It was nearly three in the morning on Sunday when Dennis Mitchell rose with a faint groan from the couch in his Atlanta hotel room, climbed out of his green and black unitard and fell across the length of a portable rubbing table. Massage therapist Terry Simes squirted pools of lotion onto the backs of Mitchell's legs, the ones that had carried him to first place in the 100 meters at the U.S. Olympic Track and Field Trials more than five hours earlier. Simes dug his fingers into Mitchell's depleted hamstrings and calves, salving away the pain.
"Tomorrow, man, tomorrow it'll sink in, what happened out there tonight," said Mitchell. A gauze pad covered the spot on his left biceps at which medical attendants at the Olympic Stadium had stuck needles and emptied two bags of intravenous fluids, trying to stop the cramps that had racked Mitchell's lower legs, his upper legs, even his chest. He had been so dehydrated that it had taken him nearly 90 minutes to produce a urine specimen for drug testing. Now he closed his eyes, which are so cold in competition but at this hour looked like the eyes of a tired child. "Right now," he said, "I'm just numb."
The concept of the trials, which began last Friday and continue through this weekend, is simple enough: Qualify for the Olympic team by finishing in the top three. The reality is that they are a survival test. The first four days spoke as a warning that both the trials and the Olympics to follow, in late July and early August, won't be kind to the old, the weak or the unprepared.

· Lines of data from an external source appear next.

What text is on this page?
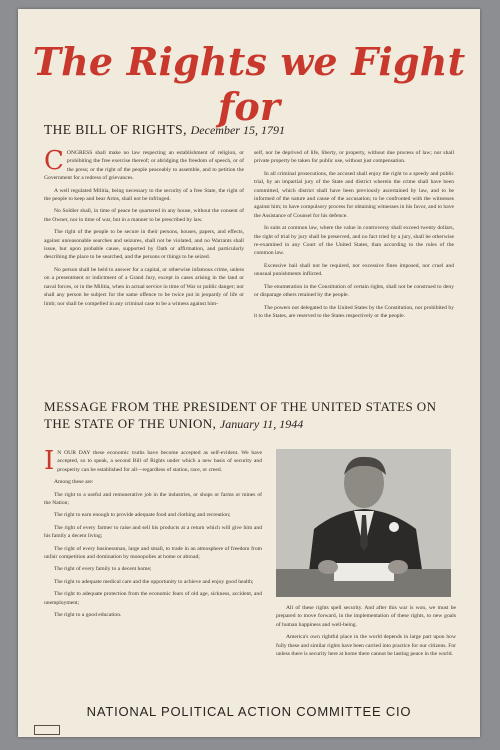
The Rights we Fight for
THE BILL OF RIGHTS, December 15, 1791

CONGRESS shall make no law respecting an establishment of religion, or prohibiting the free exercise thereof; or abridging the freedom of speech, or of the press; or the right of the people peaceably to assemble, and to petition the Government for a redress of grievances.

A well regulated Militia, being necessary to the security of a free State, the right of the people to keep and bear Arms, shall not be infringed.

No Soldier shall, in time of peace be quartered in any house, without the consent of the Owner, nor in time of war, but in a manner to be prescribed by law.

The right of the people to be secure in their persons, houses, papers, and effects, against unreasonable searches and seizures, shall not be violated, and no Warrants shall issue, but upon probable cause, supported by Oath or affirmation, and particularly describing the place to be searched, and the persons or things to be seized.

No person shall be held to answer for a capital, or otherwise infamous crime, unless on a presentment or indictment of a Grand Jury, except in cases arising in the land or naval forces, or in the Militia, when in actual service in time of War or public danger; nor shall any person be subject for the same offence to be twice put in jeopardy of life or limb; nor shall be compelled in any criminal case to be a witness against him-

self, nor be deprived of life, liberty, or property, without due process of law; nor shall private property be taken for public use, without just compensation.

In all criminal prosecutions, the accused shall enjoy the right to a speedy and public trial, by an impartial jury of the State and district wherein the crime shall have been committed, which district shall have been previously ascertained by law, and to be informed of the nature and cause of the accusation; to be confronted with the witnesses against him; to have compulsory process for obtaining witnesses in his favor, and to have the Assistance of Counsel for his defence.

In suits at common law, where the value in controversy shall exceed twenty dollars, the right of trial by jury shall be preserved, and no fact tried by a jury, shall be otherwise re-examined in any Court of the United States, than according to the rules of the common law.

Excessive bail shall not be required, nor excessive fines imposed, nor cruel and unusual punishments inflicted.

The enumeration in the Constitution of certain rights, shall not be construed to deny or disparage others retained by the people.

The powers not delegated to the United States by the Constitution, nor prohibited by it to the States, are reserved to the States respectively or the people.

MESSAGE FROM THE PRESIDENT OF THE UNITED STATES ON THE STATE OF THE UNION, January 11, 1944

I N OUR DAY these economic truths have become accepted as self-evident. We have accepted, so to speak, a second Bill of Rights under which a new basis of security and prosperity can be established for all—regardless of station, race, or creed.

Among these are:

The right to a useful and remunerative job in the industries, or shops or farms or mines of the Nation;

The right to earn enough to provide adequate food and clothing and recreation;

The right of every farmer to raise and sell his products at a return which will give him and his family a decent living;

The right of every businessman, large and small, to trade in an atmosphere of freedom from unfair competition and domination by monopolies at home or abroad;

The right of every family to a decent home;

The right to adequate medical care and the opportunity to achieve and enjoy good health;

The right to adequate protection from the economic fears of old age, sickness, accident, and unemployment;

The right to a good education.

All of these rights spell security. And after this war is won, we must be prepared to move forward, in the implementation of these rights, to new goals of human happiness and well-being.

America's own rightful place in the world depends in large part upon how fully these and similar rights have been carried into practice for our citizens. For unless there is security here at home there cannot be lasting peace in the world.

NATIONAL POLITICAL ACTION COMMITTEE CIO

In the gathering haze of Saturday evening, two 34-year-old icons of U.S. track and field, Carl Lewis and Jackie Joyner-Kersee, were served with their notices. Lewis, winner of eight gold medals in three Olympics, cramped badly and finished last in the final of the 100. Joyner-Kersee made the U.S. team in the heptathlon but placed second behind 25-year-old Kelly Blair. Not since 1984 had Joyner-Kersee lost a heptathlon that she had completed.
Two nights later, 37-year-old Mary Slaney took a chip out of the trend. Slaney, the most successful U.S. middle-distance runner in history, finished second in the 5,000 meters. Slaney, whose best Olympic chance was marred by her 1984 entanglement with Zola Budd of Britain, rushed past Libbie Johnson and Amy Rudolph on the final backstretch, stumbled eerily, then sprinted home behind winner Lynn Jennings.
The pressure of the trials was most evident in the men's 100. Having survived three tough rounds on the hard and fast stadium track, eight sprinters sat together in a waiting room beneath the stands just minutes before the final. Lewis tried to wish away the cramps building in his calves, knots that had formed during his semifinal three hours earlier. Jon Drummond, feeling baseball-sized cramps in his hamstrings, softly sang gospel songs to himself and remembered a warning from his mother. "The devil will try to do something to you this week," she had told him.
"This was the devil's time, and I couldn't let him win," Drummond would say later. As he sat and waited, he remembered a line of scripture: "No weapon formed against thee shall prosper." Mitchell thought of the 50 friends and family members from Sicklerville, N.J., sitting in the stands wearing their DENNIS MITCHELL, 100-METER GREEN MACHINE T-shirts and of all the effort he had invested to get to this race.
At 9:45 p.m., after one false start, the runners were called to the set position. At the gun, Mitchell popped to the lead, just ahead of Drummond. By 50 meters, Mitchell was three feet clear. He felt the cramps building and fought just to stay upright, but in the seats above the finish line, Mike (Mouse) Holloway, the coach with whom he had reunited last summer in Gainesville, Fla., rose and screamed, "It's over! It's over!" He was right: Mitchell fired through the finish in 9.92 seconds, matching the precocious Ato Boldon of Trinidad for the world's fastest time this year. Mitchell's mother, Lenora, was so excited that she couldn't remember the last half of the race. "Never even saw it," she said.
It has been a season of rebirth for Lenora's 30-year-old son, who in 1995 suffered through breakups with both his wife and his coach, John Smith. Mitchell, bronze medalist in the 100 meters in 1992, works better with Holloway's pounding training style than with Smith's cerebral, rest-oriented methods. "I like to work hard, every day at high noon," says Mitchell. He wore a scowl, a small loop in his right eyebrow and—new this year—a shaved head, all part of his on-track persona.
It was a monumental race for Drummond, too. As he tore down the track, he saw Mike Marsh on the other side of Mitchell and tried to match Marsh's rhythm. "I thought, There's Mike Marsh. If I run with him, I'll make the team," said Drummond. They flashed through together, Marsh second in 10.00, Drummond third in 10.01.